She sailed under Captain Joseph Sharp with 148 settlers from Gravesend on 18 December 1841 via Wellington for Nelson, arriving 11 May 1842. She left for Java and India via Sydney on 22 June. While sailing for Sydney she passed the Brougham. At Sydney she took on water and sought to sail with another ship through Torres Strait. Clifford was sailing in the company of Isabella when she struck a reef in Torres Strait on 16 August and sank. No people died and the crew was rescued by Isabella.

==Clifton==
Clifton was an 867-ton (previously 697-ton and also described as 579- and 820-ton in some sources) frigate 1837 Indiaman built by Green Shipbuilders at Bristol and owned by J & F Somes of London.
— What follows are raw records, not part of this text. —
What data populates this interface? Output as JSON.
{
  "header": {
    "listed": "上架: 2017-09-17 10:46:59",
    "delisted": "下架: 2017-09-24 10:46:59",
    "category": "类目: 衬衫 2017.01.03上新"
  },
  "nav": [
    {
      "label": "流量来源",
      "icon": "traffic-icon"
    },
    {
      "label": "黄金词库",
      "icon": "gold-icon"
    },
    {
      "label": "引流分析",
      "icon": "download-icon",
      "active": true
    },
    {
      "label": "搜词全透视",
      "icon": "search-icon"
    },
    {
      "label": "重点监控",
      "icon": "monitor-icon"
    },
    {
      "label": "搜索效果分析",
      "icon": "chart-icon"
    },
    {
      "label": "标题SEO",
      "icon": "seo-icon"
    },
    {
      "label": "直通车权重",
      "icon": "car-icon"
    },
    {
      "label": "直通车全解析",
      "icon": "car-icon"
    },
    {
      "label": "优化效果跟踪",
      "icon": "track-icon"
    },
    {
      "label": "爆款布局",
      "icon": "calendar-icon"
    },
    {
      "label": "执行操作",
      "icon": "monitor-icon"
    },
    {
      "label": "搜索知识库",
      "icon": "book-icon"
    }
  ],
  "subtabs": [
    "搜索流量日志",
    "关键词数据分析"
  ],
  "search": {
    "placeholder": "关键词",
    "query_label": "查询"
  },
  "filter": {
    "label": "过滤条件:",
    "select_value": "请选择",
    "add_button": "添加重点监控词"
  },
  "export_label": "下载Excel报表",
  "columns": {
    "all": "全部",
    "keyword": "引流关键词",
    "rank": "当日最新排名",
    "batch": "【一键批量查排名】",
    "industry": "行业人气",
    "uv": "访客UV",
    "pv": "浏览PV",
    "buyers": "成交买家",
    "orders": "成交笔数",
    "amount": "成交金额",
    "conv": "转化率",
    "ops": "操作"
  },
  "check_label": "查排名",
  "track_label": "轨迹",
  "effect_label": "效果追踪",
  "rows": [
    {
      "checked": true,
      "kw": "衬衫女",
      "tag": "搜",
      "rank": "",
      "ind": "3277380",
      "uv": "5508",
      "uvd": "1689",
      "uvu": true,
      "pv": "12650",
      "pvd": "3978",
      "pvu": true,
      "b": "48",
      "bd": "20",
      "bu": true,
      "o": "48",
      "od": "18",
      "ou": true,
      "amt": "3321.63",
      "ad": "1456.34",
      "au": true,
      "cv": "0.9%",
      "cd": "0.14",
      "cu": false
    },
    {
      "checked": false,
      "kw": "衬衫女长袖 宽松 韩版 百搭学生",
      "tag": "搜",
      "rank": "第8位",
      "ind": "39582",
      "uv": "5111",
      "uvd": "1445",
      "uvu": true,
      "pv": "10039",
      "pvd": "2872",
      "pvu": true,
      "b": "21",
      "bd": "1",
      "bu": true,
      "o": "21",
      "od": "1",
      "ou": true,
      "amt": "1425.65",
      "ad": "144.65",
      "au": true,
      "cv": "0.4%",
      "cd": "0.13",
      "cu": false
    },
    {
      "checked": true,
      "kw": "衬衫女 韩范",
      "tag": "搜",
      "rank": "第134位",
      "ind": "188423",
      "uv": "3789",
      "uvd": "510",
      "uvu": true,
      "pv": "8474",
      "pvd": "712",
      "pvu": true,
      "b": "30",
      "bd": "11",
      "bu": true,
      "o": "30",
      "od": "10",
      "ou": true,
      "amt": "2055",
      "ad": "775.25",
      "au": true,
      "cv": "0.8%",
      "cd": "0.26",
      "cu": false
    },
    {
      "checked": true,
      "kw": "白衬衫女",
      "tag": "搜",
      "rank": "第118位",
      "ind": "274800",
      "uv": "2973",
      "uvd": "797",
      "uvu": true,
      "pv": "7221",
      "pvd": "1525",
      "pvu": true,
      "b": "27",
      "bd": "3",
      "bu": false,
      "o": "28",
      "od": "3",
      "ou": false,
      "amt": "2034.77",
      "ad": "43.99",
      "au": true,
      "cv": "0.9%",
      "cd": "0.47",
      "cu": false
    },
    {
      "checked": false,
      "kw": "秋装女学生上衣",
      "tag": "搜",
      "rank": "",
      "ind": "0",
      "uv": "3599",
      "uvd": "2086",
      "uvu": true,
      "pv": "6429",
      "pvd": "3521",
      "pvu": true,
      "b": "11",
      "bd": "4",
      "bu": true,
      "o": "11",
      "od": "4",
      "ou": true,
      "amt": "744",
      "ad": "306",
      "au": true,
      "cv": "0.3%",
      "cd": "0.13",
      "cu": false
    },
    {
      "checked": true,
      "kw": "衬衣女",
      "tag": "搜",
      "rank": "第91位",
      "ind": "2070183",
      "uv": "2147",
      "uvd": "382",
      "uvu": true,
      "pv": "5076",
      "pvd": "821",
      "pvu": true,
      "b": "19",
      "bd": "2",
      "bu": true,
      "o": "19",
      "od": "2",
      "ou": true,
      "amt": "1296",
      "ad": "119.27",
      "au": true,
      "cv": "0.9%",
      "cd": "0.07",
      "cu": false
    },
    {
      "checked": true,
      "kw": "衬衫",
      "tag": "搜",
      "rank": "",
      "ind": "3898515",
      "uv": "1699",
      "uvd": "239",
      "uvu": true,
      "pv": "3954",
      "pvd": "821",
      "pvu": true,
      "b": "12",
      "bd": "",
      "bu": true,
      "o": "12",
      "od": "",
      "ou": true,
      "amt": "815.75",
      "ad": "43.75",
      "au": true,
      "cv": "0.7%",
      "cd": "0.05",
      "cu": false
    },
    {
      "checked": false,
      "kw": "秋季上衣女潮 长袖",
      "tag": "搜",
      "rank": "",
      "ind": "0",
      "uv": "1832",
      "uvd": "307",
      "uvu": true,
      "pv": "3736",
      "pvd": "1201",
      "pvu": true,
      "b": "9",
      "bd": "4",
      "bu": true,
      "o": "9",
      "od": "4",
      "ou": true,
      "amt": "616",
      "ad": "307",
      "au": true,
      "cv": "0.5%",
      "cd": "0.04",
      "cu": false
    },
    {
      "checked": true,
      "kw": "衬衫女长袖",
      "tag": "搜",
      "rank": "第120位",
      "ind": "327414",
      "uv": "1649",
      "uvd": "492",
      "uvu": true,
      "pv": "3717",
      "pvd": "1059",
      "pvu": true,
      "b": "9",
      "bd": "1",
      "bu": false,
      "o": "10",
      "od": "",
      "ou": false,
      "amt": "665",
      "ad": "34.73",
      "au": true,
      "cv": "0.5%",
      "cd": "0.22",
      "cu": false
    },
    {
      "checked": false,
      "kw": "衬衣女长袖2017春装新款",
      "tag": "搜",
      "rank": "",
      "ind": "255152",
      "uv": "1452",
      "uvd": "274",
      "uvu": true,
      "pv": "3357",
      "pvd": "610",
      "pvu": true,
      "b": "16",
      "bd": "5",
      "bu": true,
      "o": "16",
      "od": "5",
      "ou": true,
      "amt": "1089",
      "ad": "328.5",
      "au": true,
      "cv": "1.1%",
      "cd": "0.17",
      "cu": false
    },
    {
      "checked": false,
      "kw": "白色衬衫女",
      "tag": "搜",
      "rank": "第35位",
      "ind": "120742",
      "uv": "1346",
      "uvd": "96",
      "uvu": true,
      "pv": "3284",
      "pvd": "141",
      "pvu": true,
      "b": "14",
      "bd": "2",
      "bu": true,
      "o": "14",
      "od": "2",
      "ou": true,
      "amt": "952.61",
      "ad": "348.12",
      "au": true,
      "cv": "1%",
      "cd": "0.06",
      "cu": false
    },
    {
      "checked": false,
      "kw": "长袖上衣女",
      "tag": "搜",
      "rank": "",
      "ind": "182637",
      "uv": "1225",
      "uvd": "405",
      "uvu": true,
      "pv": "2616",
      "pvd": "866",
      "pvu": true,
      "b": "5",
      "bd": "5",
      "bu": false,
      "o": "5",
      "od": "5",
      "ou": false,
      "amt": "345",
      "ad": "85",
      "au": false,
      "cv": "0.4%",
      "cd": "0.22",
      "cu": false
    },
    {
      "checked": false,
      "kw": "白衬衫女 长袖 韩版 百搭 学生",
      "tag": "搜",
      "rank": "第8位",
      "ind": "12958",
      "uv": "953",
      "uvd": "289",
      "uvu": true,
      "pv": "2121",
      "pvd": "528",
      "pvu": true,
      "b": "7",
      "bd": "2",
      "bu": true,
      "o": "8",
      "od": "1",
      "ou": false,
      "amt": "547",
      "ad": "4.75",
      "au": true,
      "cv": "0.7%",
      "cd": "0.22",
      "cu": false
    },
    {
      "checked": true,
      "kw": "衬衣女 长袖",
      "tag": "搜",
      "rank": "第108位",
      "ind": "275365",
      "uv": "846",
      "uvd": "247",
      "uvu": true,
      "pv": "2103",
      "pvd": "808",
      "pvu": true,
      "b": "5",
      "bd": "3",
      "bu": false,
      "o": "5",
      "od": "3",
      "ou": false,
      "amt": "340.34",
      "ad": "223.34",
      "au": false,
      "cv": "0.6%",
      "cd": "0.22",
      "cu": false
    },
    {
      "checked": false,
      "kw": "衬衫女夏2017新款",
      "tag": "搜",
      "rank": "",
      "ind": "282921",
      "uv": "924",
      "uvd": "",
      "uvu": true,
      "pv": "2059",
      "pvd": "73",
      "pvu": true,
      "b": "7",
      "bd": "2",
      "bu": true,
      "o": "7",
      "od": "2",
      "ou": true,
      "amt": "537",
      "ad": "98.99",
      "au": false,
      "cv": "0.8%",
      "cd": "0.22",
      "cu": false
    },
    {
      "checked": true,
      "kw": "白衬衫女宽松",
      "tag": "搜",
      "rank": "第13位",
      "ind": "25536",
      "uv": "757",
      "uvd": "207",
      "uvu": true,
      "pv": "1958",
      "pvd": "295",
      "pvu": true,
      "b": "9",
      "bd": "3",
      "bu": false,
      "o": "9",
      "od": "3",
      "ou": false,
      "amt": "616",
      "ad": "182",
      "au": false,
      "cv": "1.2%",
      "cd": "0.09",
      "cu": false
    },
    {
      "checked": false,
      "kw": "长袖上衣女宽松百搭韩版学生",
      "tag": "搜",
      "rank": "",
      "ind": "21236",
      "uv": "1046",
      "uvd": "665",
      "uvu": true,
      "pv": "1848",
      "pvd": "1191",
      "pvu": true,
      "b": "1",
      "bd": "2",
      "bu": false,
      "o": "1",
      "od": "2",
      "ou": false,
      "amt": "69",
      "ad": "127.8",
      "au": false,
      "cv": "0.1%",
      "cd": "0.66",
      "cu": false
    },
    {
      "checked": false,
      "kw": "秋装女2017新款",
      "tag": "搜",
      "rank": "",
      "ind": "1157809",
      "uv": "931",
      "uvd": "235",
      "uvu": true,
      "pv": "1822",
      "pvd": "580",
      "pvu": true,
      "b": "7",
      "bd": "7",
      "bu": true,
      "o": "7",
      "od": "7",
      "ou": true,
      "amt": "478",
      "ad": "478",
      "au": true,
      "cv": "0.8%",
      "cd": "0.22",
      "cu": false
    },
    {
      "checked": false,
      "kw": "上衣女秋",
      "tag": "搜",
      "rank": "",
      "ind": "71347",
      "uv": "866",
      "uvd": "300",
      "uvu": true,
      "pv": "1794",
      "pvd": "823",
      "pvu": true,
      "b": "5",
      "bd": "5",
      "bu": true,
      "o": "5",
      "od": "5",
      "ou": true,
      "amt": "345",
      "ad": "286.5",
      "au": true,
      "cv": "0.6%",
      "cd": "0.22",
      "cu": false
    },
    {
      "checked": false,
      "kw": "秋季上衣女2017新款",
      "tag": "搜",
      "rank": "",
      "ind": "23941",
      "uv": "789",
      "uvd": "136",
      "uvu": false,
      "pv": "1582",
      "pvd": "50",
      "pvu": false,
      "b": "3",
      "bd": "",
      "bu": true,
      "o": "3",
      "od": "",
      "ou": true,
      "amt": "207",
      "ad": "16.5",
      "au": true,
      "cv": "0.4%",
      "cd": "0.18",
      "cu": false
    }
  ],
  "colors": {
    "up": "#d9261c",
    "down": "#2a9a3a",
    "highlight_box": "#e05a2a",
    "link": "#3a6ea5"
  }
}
She sailed under Captain James A Cox from Gravesend on 2 October 1841, calling at the Isle of Wight, on 3 to Port Nicholson, arriving 17 February 1842.

She sailed for New Zealand and Hong Kong on 5 July 1847 under Cox. She arrived at Auckland under Captain George Kettlewell on 26 January 1848 and sailed for Hong Kong on 28 February.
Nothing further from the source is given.